Ist Kinderarbeit nicht schon längst verboten?

Gibt's hier einen Anwalt der eine Sammelklage gegen die Republik Ösistan auf den Kopf stellen kann?

Jetzt verstehe ich endlich, ...

... warum immer noch Leute die Grünen wählen: Die täuschen Pflegebedürftigkeit vor, um in den Genuss von Pflegegeld zu kommen.

Sozialstaat a la SP/VP. UNSER Geld verzocken; evtl. "nur so" in die eigenen und die Parteikassen umleiten.



wichtig

jeder soziale Kontakt muß von Experten untersucht und vom Staat mit einer Leistung abgegolten werden...

bekommen die Kids nun das Pflegegeld???

die fast 2 Millionen Österreicher die pflegebedürftig sind werden jeden Tag mehr....

danke

müssen wieder einmal die leser geschützt werden?

tja un schulschwänzer werden dann staatlich vefolgt

und viele von denen sind psychisch überlastet weil sie die verantwortung für die angehörigen tragen müssen

sozialmißbrauch

Bei den Asylanten Mißbrauch stoppen und dafür österreichischen Kindern,Familien,Alten und Kranken helfen.

runder Tisch

Liebe Kinder,
besetzt doch bitte eine katholische Kirche. Dann kommt gleich ein runder Tisch mit Ministern und Experten und allen, die sich dafür halten. Aber lasst euch nicht auf die Caritas ein. Die ist nur für Scheinasylanten da. Den Katholiken seid ihr völlig wurscht.

Re: runder Tisch

so logisch es wäre was sie da vorbringen, aber im gegensatz zu den verhätschelten scheinasylanten haben diese kleinen helden sicher nicht die zeit für diesen schwachsinn.

xxx

ihr regt euch über Geld auf.
Denkt ihr auch an die Kinder ohne Kindheit. Egal was es kostet diesen Kindern gehört geholfen.

Re: xxx

dass hier geholfen werden muß, finanziell und auch durch körperlichen beistand in person einer pflegerinn oder betreuerin, ist ausser jeder diskussion. dieser zustand ist nicht erst seit heute bekannt, aber leider drängt die politik in die medienwirksame hilfe aller aussenstehenden, sei es nach griechenland oder sonstwohin oder zu wem. bei den armen jugendlichen, welche hier betroffen sind handelt es sich um "unsere" und die wären vorrangig vor allem anderen, denn diese sind unsere zukunft und haben schon bewiesen, bzw. beweisen gerade dass sie zu leistungen fähig und willens sind. herr sozialmisnister ruck zuck und nicht wieder lauwarme ewigdauernde expertenpalavereien.- und welch zufall herr minister es stehn ja wahlen vor der tür.

Re: xxx

nein warum auch. mama und papa waren vielleicht keine produktiven mitglieder der gesellschaft. sie haben ihren richtigen platz gefunden....(ironie off)

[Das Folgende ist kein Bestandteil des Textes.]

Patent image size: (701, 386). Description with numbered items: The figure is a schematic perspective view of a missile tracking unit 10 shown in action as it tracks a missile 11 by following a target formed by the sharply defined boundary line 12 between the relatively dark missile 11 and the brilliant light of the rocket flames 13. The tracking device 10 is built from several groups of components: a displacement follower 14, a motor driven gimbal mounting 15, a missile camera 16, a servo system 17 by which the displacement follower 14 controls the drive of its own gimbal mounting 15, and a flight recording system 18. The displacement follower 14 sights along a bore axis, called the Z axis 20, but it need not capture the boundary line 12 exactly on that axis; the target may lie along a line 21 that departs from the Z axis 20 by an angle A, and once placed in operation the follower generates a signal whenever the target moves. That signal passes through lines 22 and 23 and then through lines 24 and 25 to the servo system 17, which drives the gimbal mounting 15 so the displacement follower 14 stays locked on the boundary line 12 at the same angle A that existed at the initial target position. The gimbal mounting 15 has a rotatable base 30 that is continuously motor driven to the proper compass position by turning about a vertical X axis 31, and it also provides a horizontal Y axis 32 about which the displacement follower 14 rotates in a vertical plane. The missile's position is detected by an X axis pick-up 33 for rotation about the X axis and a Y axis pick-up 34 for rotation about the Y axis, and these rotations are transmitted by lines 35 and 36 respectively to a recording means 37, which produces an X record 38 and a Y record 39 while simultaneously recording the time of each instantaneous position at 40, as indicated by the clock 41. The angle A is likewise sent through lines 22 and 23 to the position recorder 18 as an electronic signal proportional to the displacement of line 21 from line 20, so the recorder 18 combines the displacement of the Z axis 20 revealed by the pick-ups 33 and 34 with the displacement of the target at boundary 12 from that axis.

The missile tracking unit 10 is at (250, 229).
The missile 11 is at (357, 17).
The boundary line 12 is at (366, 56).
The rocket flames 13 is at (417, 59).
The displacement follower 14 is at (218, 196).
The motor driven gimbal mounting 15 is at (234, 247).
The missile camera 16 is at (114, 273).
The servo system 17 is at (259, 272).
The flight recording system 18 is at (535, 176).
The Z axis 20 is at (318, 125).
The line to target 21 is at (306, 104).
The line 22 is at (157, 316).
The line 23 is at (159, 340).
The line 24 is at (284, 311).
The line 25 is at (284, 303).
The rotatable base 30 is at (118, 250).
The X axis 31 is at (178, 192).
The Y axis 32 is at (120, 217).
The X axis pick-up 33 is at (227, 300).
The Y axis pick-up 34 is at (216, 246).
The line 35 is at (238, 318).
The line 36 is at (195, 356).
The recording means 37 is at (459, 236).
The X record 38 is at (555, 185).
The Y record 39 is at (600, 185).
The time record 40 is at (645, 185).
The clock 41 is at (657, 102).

und ja wir sind alle gleich, niemand hat es schwerer. ihr kinder des goldenen käfigs..

Die armen Kinder!

Eine Bekannte von mir mußte sich auch als Kind und Jugendliche jahrelang um ihre taube und alkoholkranke Mutter kümmern!

Dachte, dies sei ein Einzelfall....

10

Hundstorfer verspricht Unterstützung

Also neue Steuern.

Wieviel Geld hat der eigentlich Österreich schon gekostet.

Re: Hundstorfer verspricht Unterstützung

nein, solche leute müssen wir nicht unterstützen. es ist wirklich wichtiger, dass sich ihr kind einen bmw kauft, sie sind ja ein leistungsträger.

pfui teufel, mehr will ich dazu nicht sagen. gehens einfach nur.....

mein tiefster respekt vor diesen menschen. mitleid will ich nicht sagen, das wäre abwertend und das ist bei gott nicht damit gemeint. ich werde mit meinem steuergeld solche leute immer gerne unterstützen, komme was wolle.

Re: Hundstorfer verspricht Unterstützung

Dafür zahl ich sehr gerne Steuern, dass Kindern, die ihre Angehörigen Pflegen, Hilfe bekommen!

p


Pflege und Zuwendung innerhalb der Familie ist das älteste Zeichen menschlicher Kultur und Zivilisation

Wer darüber hinaus Hilfe braucht, erhält sie auch. Es geht wohl eher um die Erschließung neuer Tätigkeitsfelder der Barmherzigkeitsindustrie.
Kinder sind traurig und schwach, weil die Mutter krank ist, und nicht, weil sie ihr helfen.

Re: Pflege und Zuwendung innerhalb der Familie ist das älteste Zeichen menschlicher Kultur und Zivilisation

Das sehe ich auch so.
Selbst musste ich als Kind auch anpacken, habe damals selbstverständlich den jüngeren Geschwistern bei den Hausaufgaben geholfen und natürlich in Haus, Hof, und Garten meinen Beitrag geleistet, wasin den 60er Jahren völlig normal und zur Erziehung dazu gehörte, verantwortliche menschen hervorzubringen.

Natürlich gibt es Grenzen, etwa wirkliche Pflegebedürftigkeit!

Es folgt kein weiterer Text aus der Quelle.